紬希とは親友だと思っていたのに、それは一方的な、思い上がりだったのだろうか。
「外と違って、この世界には正解がある。ハッキリとした役割がある。それさえ果たしていれば、迷う必要も悩む必要もない。不安にがんじがらめになることもない。……気楽に人と関われて、考えるよりも先に行動できて、物事に自分からチャレンジしていける優芽ちゃんには、私の気持ちなんてわからないでしょう!?」
紬希はぼろぼろと涙をこぼし、泣いていた。
ああ、これが素直になった紬希なのだ。
優芽はそう悟った。
彼女は他人を不快にさせまいと、迷惑をかけず自立していなければと、自分を抑圧して過ごしてきたのだ。
でも、と優芽は思う。
その我慢の部分だけが本当の彼女というわけではないはずだ。
それは自身を偽って生きてきたということと同義ではないはずだ。
普段優芽たちが見ていた紬希も、今感情をむき出しにしている紬希も、どちらも本当の紬希だ。
「…………うん」
返す言葉が思いつかなくて、優芽は視線を落として、小さく頷いた。
わかるよ、なんて言うのは逆ギレみたいなものでしかない。
反対に、わからない、と言うのもなんだか違う。
「だから私は帰りたくない!」
「……うん」
「一緒になんて行きたくない!」
「……うん」
「元の世界になんて、戻りたくない!」
「……うん」
紬希が口をつぐむと、辺りはシンとした。
風も一切吹かず、山も無言だ。
そんな沈黙が永遠に続くかと思われたとき、唐突に紬希がポツリと言った。
「…………違うの」
優芽は顔を上げた。
紬希の顔は苦悶に満ちている。
「本当は元の世界で上手に生きていきたい。でも、できない」
優芽はハッとした。
「……あたしに何かできることはある?」
紬希は首を振った。
「無理だよ。これは私の問題で、誰かにどうにかしてもらえることじゃない。自分自身で折り合いをつけていくしかない」
「無理……か。

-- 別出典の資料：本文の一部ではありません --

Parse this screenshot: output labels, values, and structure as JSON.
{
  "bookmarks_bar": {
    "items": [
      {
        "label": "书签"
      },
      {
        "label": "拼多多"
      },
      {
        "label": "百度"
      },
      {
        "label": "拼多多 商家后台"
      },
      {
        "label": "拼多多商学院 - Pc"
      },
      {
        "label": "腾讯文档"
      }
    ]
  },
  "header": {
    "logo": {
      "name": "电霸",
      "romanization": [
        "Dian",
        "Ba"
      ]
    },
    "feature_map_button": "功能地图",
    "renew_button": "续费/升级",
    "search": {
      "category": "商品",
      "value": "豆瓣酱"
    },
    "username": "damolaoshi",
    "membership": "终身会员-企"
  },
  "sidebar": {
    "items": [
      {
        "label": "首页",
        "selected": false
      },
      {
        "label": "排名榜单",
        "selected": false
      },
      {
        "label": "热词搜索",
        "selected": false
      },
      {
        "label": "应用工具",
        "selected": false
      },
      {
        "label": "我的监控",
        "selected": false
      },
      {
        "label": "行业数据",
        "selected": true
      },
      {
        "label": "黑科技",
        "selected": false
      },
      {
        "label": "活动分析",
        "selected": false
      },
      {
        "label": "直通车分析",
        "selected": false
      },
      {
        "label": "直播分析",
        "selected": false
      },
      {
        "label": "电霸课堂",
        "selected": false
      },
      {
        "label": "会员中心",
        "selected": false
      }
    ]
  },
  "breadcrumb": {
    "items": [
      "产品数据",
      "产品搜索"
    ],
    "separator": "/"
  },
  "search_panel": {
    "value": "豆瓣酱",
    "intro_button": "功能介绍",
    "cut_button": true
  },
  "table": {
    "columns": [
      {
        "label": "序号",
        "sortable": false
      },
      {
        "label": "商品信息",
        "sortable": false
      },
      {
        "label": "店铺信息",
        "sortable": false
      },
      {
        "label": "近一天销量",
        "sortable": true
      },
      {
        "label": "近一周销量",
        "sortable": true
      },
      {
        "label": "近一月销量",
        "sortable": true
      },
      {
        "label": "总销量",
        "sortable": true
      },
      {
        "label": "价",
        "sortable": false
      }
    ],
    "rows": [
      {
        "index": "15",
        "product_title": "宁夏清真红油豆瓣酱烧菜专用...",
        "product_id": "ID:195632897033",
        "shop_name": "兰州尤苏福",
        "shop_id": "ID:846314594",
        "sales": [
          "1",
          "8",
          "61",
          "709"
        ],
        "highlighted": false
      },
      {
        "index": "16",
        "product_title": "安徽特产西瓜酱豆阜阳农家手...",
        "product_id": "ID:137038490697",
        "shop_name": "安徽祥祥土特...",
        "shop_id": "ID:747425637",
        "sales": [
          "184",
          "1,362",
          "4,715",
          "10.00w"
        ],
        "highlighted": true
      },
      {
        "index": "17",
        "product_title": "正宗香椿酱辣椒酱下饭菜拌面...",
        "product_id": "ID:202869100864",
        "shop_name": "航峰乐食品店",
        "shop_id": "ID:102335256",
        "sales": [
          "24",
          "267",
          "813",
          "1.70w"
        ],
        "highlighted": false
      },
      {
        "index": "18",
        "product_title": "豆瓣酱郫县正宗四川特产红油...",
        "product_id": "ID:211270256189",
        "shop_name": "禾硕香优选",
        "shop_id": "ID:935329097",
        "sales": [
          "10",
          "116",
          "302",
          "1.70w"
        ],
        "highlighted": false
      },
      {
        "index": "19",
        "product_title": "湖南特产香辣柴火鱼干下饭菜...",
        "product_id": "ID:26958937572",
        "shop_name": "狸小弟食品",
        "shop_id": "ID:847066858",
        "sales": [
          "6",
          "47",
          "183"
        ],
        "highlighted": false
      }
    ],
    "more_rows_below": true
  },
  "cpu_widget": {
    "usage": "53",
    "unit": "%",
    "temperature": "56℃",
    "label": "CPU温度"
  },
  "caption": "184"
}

そうだよね」
優芽は唇を噛みしめた。
紬希を助けたい一心でここまで来たが、やはり自分は空っぽで、せっかく本音をさらけ出してくれている彼女に提案のひとつもしてあげることができない。
今まで面倒くさい、できない、と思考することから逃げ続けてきたツケが回ってきたのだ。
紬希の中では今、相反する感情がせめぎあっている。
自分が正しい言葉をかけてあげられるかで、彼女がどちらの気持ちに傾くかが決まるのだ。
そう思うと、優芽は足元がおぼつかない感覚に陥った。
失敗することがたまらなく怖い。
紬希はもしかして、こういう気持ちを繰り返し味わってきたのかな……。
間違えることに怯えながら、優芽はやっと、紬希の抱えているものに共感できた気がした。
それは彼女が抱えているものの、ほんの一部にすぎないのだろうが。